Essa fobia inclui tempestades, fogos de artifício, aspiradores de pó, etc. A primeira coisa a saber é que tentar acalmar um cachorro nessas circunstâncias estimula o pânico. Um cão que é acariciado nesse momento recebe elogios que reforçam seu estado. Consequentemente, você inadvertidamente você estará incentivando esse comportamento no animal, que presumirá que essa é a resposta que deve ter a todos os ruídos altos.

Existem algumas maneiras de quebrar o ciclo. Uma é parar com o carinho nessa hora. O cão precisa aprender que essa não é a resposta adequada. O tutor deve se manter calmo e imparcial, sem mostrar sinais de medo ou reação.

A outra é tentar redirecionar o medo de maneira positiva. Durante um evento de barulho alto, dê ao animal um petisco muito desejado, algo que ele não consegue com muita frequência. Ou jogue um novo jogo, por exemplo. A experiência gratificante fará o cão pensar que ruídos altos não são tão ruins.

Beagle assustado com o aspirador de pó

Ansiedade de separação: a fobia de estar sozinho

A ansiedade da separação engloba toda uma gama de comportamentos, desde gemidos silenciosos até a destruição total da casa. Já houve casos graves de cães mastigando paredes e quebrando portas com a cabeça. Um cão em pânico pode causar danos corporais a si mesmo. Por exemplo, pode pular de uma varanda porque não gosta de ficar longe de seu tutor.

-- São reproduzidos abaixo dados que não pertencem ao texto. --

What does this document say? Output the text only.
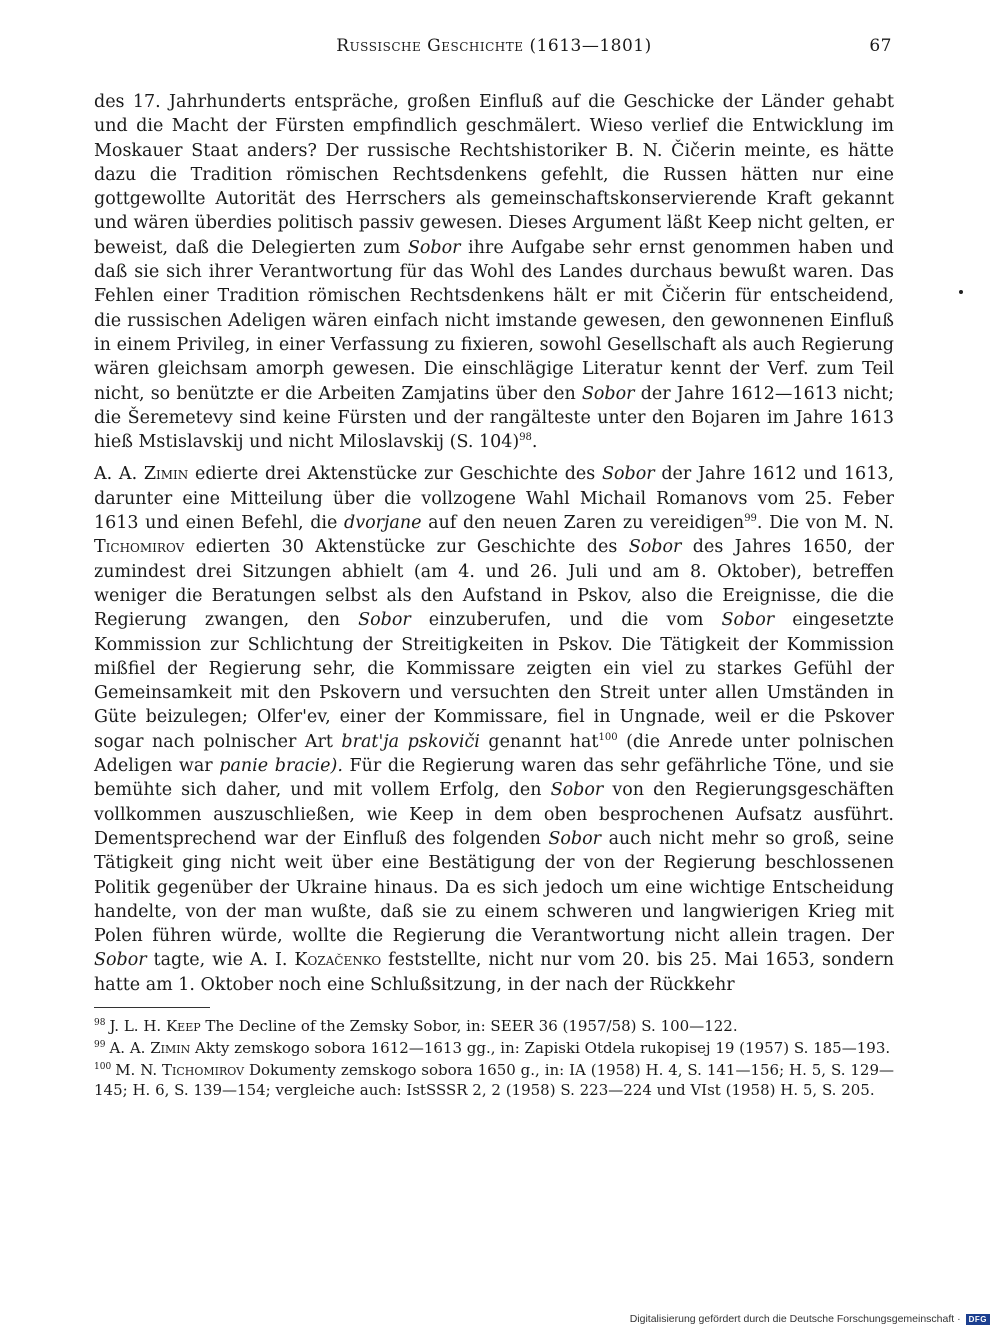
Russische Geschichte (1613—1801)	67

des 17. Jahrhunderts entspräche, großen Einfluß auf die Geschicke der Länder gehabt und die Macht der Fürsten empfindlich geschmälert. Wieso verlief die Entwicklung im Moskauer Staat anders? Der russische Rechtshistoriker B. N. Čičerin meinte, es hätte dazu die Tradition römischen Rechtsdenkens gefehlt, die Russen hätten nur eine gottgewollte Autorität des Herrschers als gemeinschaftskonservierende Kraft gekannt und wären überdies politisch passiv gewesen. Dieses Argument läßt Keep nicht gelten, er beweist, daß die Delegierten zum Sobor ihre Aufgabe sehr ernst genommen haben und daß sie sich ihrer Verantwortung für das Wohl des Landes durchaus bewußt waren. Das Fehlen einer Tradition römischen Rechtsdenkens hält er mit Čičerin für entscheidend, die russischen Adeligen wären einfach nicht imstande gewesen, den gewonnenen Einfluß in einem Privileg, in einer Verfassung zu fixieren, sowohl Gesellschaft als auch Regierung wären gleichsam amorph gewesen. Die einschlägige Literatur kennt der Verf. zum Teil nicht, so benützte er die Arbeiten Zamjatins über den Sobor der Jahre 1612—1613 nicht; die Šeremetevy sind keine Fürsten und der rangälteste unter den Bojaren im Jahre 1613 hieß Mstislavskij und nicht Miloslavskij (S. 104)$^{98}$.

A. A. Zimin edierte drei Aktenstücke zur Geschichte des Sobor der Jahre 1612 und 1613, darunter eine Mitteilung über die vollzogene Wahl Michail Romanovs vom 25. Feber 1613 und einen Befehl, die dvorjane auf den neuen Zaren zu vereidigen$^{99}$. Die von M. N. Tichomirov edierten 30 Aktenstücke zur Geschichte des Sobor des Jahres 1650, der zumindest drei Sitzungen abhielt (am 4. und 26. Juli und am 8. Oktober), betreffen weniger die Beratungen selbst als den Aufstand in Pskov, also die Ereignisse, die die Regierung zwangen, den Sobor einzuberufen, und die vom Sobor eingesetzte Kommission zur Schlichtung der Streitigkeiten in Pskov. Die Tätigkeit der Kommission mißfiel der Regierung sehr, die Kommissare zeigten ein viel zu starkes Gefühl der Gemeinsamkeit mit den Pskovern und versuchten den Streit unter allen Umständen in Güte beizulegen; Olfer'ev, einer der Kommissare, fiel in Ungnade, weil er die Pskover sogar nach polnischer Art brat'ja pskoviči genannt hat$^{100}$ (die Anrede unter polnischen Adeligen war panie bracie). Für die Regierung waren das sehr gefährliche Töne, und sie bemühte sich daher, und mit vollem Erfolg, den Sobor von den Regierungsgeschäften vollkommen auszuschließen, wie Keep in dem oben besprochenen Aufsatz ausführt. Dementsprechend war der Einfluß des folgenden Sobor auch nicht mehr so groß, seine Tätigkeit ging nicht weit über eine Bestätigung der von der Regierung beschlossenen Politik gegenüber der Ukraine hinaus. Da es sich jedoch um eine wichtige Entscheidung handelte, von der man wußte, daß sie zu einem schweren und langwierigen Krieg mit Polen führen würde, wollte die Regierung die Verantwortung nicht allein tragen. Der Sobor tagte, wie A. I. Kozačenko feststellte, nicht nur vom 20. bis 25. Mai 1653, sondern hatte am 1. Oktober noch eine Schlußsitzung, in der nach der Rückkehr

$^{98}$ J. L. H. Keep The Decline of the Zemsky Sobor, in: SEER 36 (1957/58) S. 100—122.

$^{99}$ A. A. Zimin Akty zemskogo sobora 1612—1613 gg., in: Zapiski Otdela rukopisej 19 (1957) S. 185—193.

$^{100}$ M. N. Tichomirov Dokumenty zemskogo sobora 1650 g., in: IA (1958) H. 4, S. 141—156; H. 5, S. 129—145; H. 6, S. 139—154; vergleiche auch: IstSSSR 2, 2 (1958) S. 223—224 und VIst (1958) H. 5, S. 205.

Digitalisierung gefördert durch die Deutsche Forschungsgemeinschaft ·	DFG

Em casos menos graves, a ansiedade da separação pode ser aliviada exercitando o cão antes de o tutor sair. Pratique algum entretenimento, por exemplo, uma caça ao tesouro de 10 minutos no quintal ou uma caminhada rápida de 20 minutos.

Também pode funcionar deixar o rádio ou a televisão ligados para que lhe façam companhia. Alguns cães gostam de ouvir vozes, outros música baixa… Faça o que for melhor para o cão. Para casos moderados a graves, a melhor opção é consultar um treinador de cães qualificado (certificado). É importante encontrar alguém com experiência no tratamento desses tipos de problemas de comportamento.

Fornecer um ambiente enriquecedor, uma etapa fundamental para superar as fobias mais comuns em cães

Proporcionar enriquecimento mental aos cães que sentem medo é vital. Isso inclui o fornecimento de brinquedos, quebra-cabeças interativos e outros jogos que estimulam suas mentes.

Se um cão estiver com medo demais para aprender, pode precisar tomar medicamentos. Isso diminuirá o medo para que seu cão possa aprender novamente. O medo faz com que ele desligue e, quando um cachorro desliga, ele não consegue aprender. A medicação pode ajudá-lo a chegar a um lugar melhor, mas só deve ser usada sob recomendação do veterinário ou de um especialista em comportamento veterinário.